きのうのつづき、今日はまず祓詞を訳してみます。
心に思うのも恐れ多いイザナギノ大神( 1 )
筑紫の日向の橘の小門の阿波岐原で
みそぎをしてお祓いなさったときに
お生まれになった祓戸の大神たち
さまざまな悪い事、罪やけがれがあるのを
お祓いくださり、お清めくださいと申し上げますことを
お聞き届けくださいと恐れながら申し上げます
ここで問題。
問一 ( 1 )に入る平仮名を一字で答えなさい。
問二 「お祓いくださり、お清めください」と申し上げているのは、どの神に対してか答えなさい。
こんな問題を出すのは、とんでもない誤読をする人がいるからなんですよ。
というのも、この「祓詞」において祓ってくださいとお願いしている神様は
祓戸の大神たちです。
イザナギノ大神ではありません。
したがって、問一の答は「が」、問二の答は「祓戸の大神たち」です。
「イザナギノ大神」から「お生まれになった」までは、「祓戸の大神たち」にかかる形容詞節です。つまり、「祓戸の大神たち」をより詳しく説明している言葉のカタマリ(なお、「心に思うのも恐れ多い」がこの形容詞節に含まれるかどうかは、はっきりしません)。
祓詞の作者がかりに「イザナギノ大神」と「祓戸の大神たち」のどちらにもお祓いしてください、という意味で書いたんだ、というのであれば、実に文章が下手だと言わざるを得ません。それならば、「筑紫の日向の」以下「お生まれになった」は余計ですし、「祓戸の大神たち」がどんな神様かを説明するために付け加えたのだとしても欲張り過ぎです。
ここでまた問題を。
問三 この祓詞が成立した時期は次のうちどれか。適当なものを次の中から記号で選びなさい。
①神代
②奈良時代
③室町時代
④明治時代
私も正確には知らないのですが、これは明治に入ってからでしょう。もしかしたら、現行の文に確定した時期は、大正に入っているかもしれません。それでも明治に入ってからのものは、ほぼ今と同じですから、正解は④です。

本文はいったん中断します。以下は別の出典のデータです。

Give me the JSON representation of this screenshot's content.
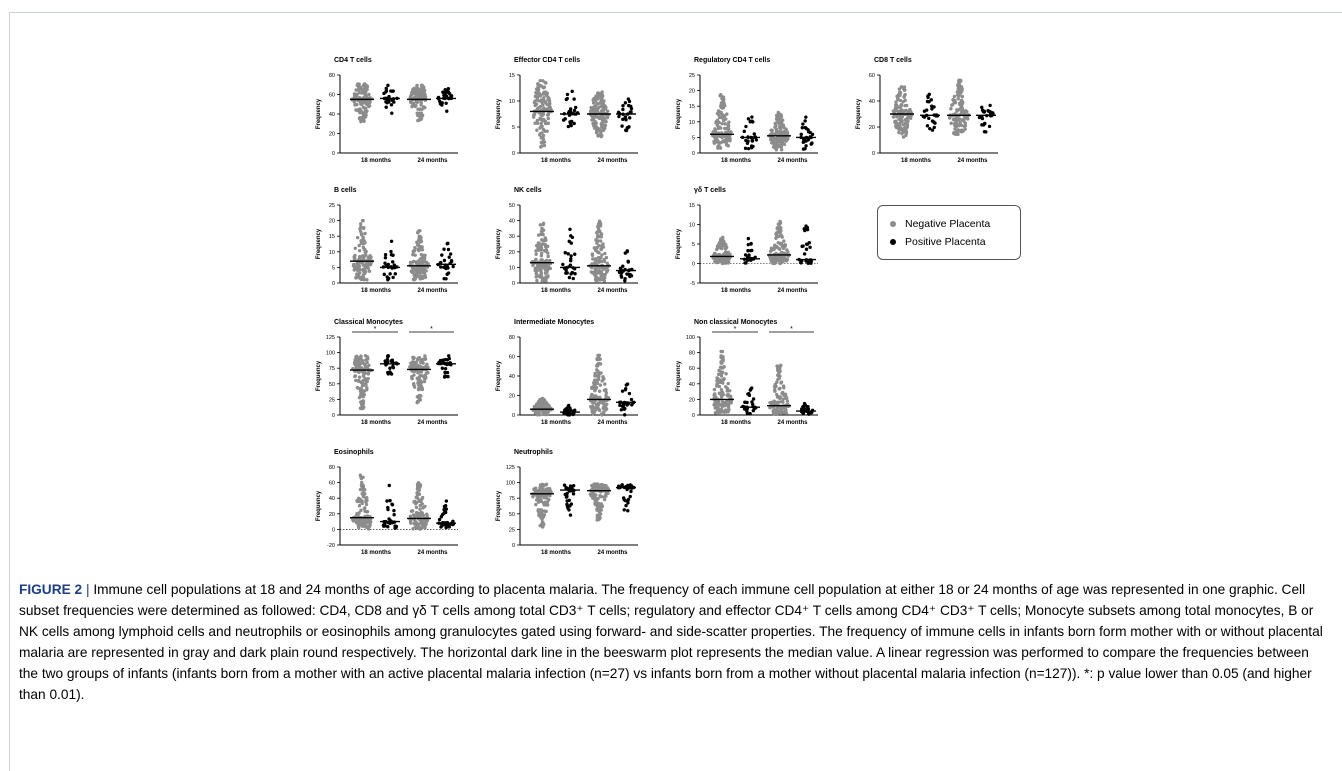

江戸時代の終りに、平田篤胤が諸社で行われているお祓いのための言葉を取捨選択して編んだ「天津祝詞(禊祓詞)」を参考に、明治時代に入ってからその門下生が作ったものだと思われます。
今「作った」と言いましたが、祓詞も作っていいんです。改変可能。実際、葬儀後や、お墓を建てる前の地鎮祭のときの祓詞など、神社本庁の書籍を見ていると何種類かあります。
私なら、
掛(か)けまくも畏(かしこき)き
祓戸(はらへど)の大神(おほかみ)等(たち)
祓(はら)へ給(たま)ひ清(きよ)め給(たま)へと白(まを)す事(こと)を
聞(きこし)食(め)せと恐(かしこ)み恐(かしこ)みも白(まを)す
としたいです。神主学校の学生のとき、祭式の先生が「勘違いする人がいるから、この方がいい」と仰っていたのと同じです。
それか、もっと短くして、
祓戸(はらへど)の大神(おほかみ)等(たち)
祓(はら)へ給(たま)ひ清(きよ)め給(たま)へ
「祓へ給ひ清め給へ」は神道の根本に関る最強の祝詞(というより唱え詞といった方がいいかもしれません)であります。ちまたで「ありがとう」が最強の祝詞だと言われているそうですが、いくら感謝されても、それで社殿にあがってご祈祷をお受けくださいなんて、とても言えません。もちろん、ありがとうではお祓いできないからです。
また、この祓詞、大祓詞とセットになって紹介されることが多いので、「大」祓詞に対してその省略形、簡単にしたものだと考える人がいるかも知れませんが、違います。
少なくとも今日の大祓詞の原型である平安時代の「六月晦大祓」の「大」には、「国家の」という意味がありました。つまり天皇陛下の仰せで行われた祓だったわけです。
その後、神前でも奏上できるように改変された祝詞による祓が行われだし、今日に至りますが、このことの意味を考えだすと話が余りに拡大してしまいますので、やめておきます。